Defensive Countermeasures
Defense against token manipulation requires a layered approach, as no single method is foolproof. This is a classic “defense in depth” scenario.
- Input Normalization and Sanitization
- This is the first line of defense. Before text ever reaches the tokenizer, normalize it. This involves converting all text to a standard form (like Unicode NFKC), removing invisible or control characters, and simplifying whitespace. This reduces the attacker’s ability to use obfuscation tricks.
- Analyze at the Token Level
- Do not rely solely on string-based filters. Implement safety checks that operate on the sequence of token IDs generated by the tokenizer. You can build detectors that look for suspicious patterns of tokens, even if the original string looked harmless.
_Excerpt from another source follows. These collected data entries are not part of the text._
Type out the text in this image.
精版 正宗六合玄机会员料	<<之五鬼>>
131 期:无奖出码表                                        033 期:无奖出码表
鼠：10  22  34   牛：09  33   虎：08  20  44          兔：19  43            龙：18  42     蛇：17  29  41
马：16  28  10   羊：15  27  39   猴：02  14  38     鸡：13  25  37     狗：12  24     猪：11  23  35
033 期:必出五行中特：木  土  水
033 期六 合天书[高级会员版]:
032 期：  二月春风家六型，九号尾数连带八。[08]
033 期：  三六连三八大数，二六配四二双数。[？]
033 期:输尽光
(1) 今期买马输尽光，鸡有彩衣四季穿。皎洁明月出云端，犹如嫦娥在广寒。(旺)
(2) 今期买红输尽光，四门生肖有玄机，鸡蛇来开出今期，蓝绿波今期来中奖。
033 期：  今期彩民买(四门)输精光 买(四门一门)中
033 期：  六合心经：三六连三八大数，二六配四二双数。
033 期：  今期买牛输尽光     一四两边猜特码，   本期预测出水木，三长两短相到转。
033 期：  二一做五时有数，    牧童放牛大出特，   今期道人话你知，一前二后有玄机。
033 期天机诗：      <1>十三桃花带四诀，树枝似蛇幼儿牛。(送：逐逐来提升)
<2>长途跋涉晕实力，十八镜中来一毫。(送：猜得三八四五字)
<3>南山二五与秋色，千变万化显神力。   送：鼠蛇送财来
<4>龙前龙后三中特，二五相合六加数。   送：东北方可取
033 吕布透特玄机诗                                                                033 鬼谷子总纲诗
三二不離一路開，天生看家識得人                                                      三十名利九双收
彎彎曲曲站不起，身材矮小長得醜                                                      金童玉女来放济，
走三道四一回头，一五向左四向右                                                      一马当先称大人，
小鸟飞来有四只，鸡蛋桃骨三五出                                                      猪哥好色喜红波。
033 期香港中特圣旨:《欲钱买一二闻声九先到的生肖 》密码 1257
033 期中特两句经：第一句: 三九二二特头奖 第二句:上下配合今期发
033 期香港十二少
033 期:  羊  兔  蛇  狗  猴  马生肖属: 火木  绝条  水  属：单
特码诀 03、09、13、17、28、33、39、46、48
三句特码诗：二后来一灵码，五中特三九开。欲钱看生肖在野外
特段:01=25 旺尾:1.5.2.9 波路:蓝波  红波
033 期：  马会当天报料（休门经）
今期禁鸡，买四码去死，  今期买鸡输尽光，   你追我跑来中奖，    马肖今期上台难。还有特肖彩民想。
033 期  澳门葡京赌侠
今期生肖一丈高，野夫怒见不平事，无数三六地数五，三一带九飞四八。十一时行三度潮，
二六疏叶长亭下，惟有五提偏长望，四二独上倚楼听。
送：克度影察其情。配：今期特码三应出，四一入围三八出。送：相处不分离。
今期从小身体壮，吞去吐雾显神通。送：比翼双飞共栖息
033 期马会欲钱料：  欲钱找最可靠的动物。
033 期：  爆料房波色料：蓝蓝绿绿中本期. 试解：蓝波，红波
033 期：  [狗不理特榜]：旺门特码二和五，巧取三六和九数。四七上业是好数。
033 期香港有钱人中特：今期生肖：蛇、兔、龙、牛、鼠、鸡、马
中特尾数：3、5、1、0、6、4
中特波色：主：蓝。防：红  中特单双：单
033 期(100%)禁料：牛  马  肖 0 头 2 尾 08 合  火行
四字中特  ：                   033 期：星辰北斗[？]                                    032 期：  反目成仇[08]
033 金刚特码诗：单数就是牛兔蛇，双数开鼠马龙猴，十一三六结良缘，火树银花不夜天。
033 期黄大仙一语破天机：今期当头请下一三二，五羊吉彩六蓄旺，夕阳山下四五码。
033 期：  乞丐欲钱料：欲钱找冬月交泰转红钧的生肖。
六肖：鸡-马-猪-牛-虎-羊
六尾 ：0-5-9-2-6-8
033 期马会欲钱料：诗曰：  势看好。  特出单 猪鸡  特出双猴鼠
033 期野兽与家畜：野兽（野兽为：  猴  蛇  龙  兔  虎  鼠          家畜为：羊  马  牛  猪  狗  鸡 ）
- Use Multiple, Redundant Checks
- Apply security checks at multiple stages: on the raw input string, on the tokenized sequence, and on the model’s generated output before it is de-tokenized and sent to the user. An attack that slips through one layer may be caught by another.
- Tokenizer Selection and Configuration
- When building a system, choose modern, well-understood tokenizers. Be aware of their known weaknesses and configure them to be as strict as possible, for example, by disallowing unknown character tokens where feasible.
Key Takeaways
- Tokenization is a Security Boundary: Treat the process of converting text to tokens as a critical security step, not just a technical prerequisite.
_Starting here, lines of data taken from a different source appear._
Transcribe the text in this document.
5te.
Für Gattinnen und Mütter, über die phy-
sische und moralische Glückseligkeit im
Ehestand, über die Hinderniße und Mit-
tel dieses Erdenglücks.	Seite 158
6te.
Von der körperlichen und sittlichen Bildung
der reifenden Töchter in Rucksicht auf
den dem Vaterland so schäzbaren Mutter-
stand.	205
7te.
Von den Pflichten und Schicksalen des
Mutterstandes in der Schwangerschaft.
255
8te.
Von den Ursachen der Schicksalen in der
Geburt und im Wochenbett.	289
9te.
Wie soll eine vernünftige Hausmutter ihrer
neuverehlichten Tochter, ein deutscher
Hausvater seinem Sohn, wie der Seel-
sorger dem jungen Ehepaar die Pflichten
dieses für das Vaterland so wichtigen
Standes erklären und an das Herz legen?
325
- Attackers Exploit Discrepancies: The core of token manipulation lies in the gap between how a human or a simple filter reads text and how the model’s tokenizer reads it.
- Defense Must Be Layered: Relying on a single pre-processing filter is insufficient. Effective defense requires sanitization, token-level analysis, and output monitoring.
- Know Your Tokenizer: Understanding the specific behavior of the tokenizer used in your target system is essential for both crafting effective attacks and building robust defenses.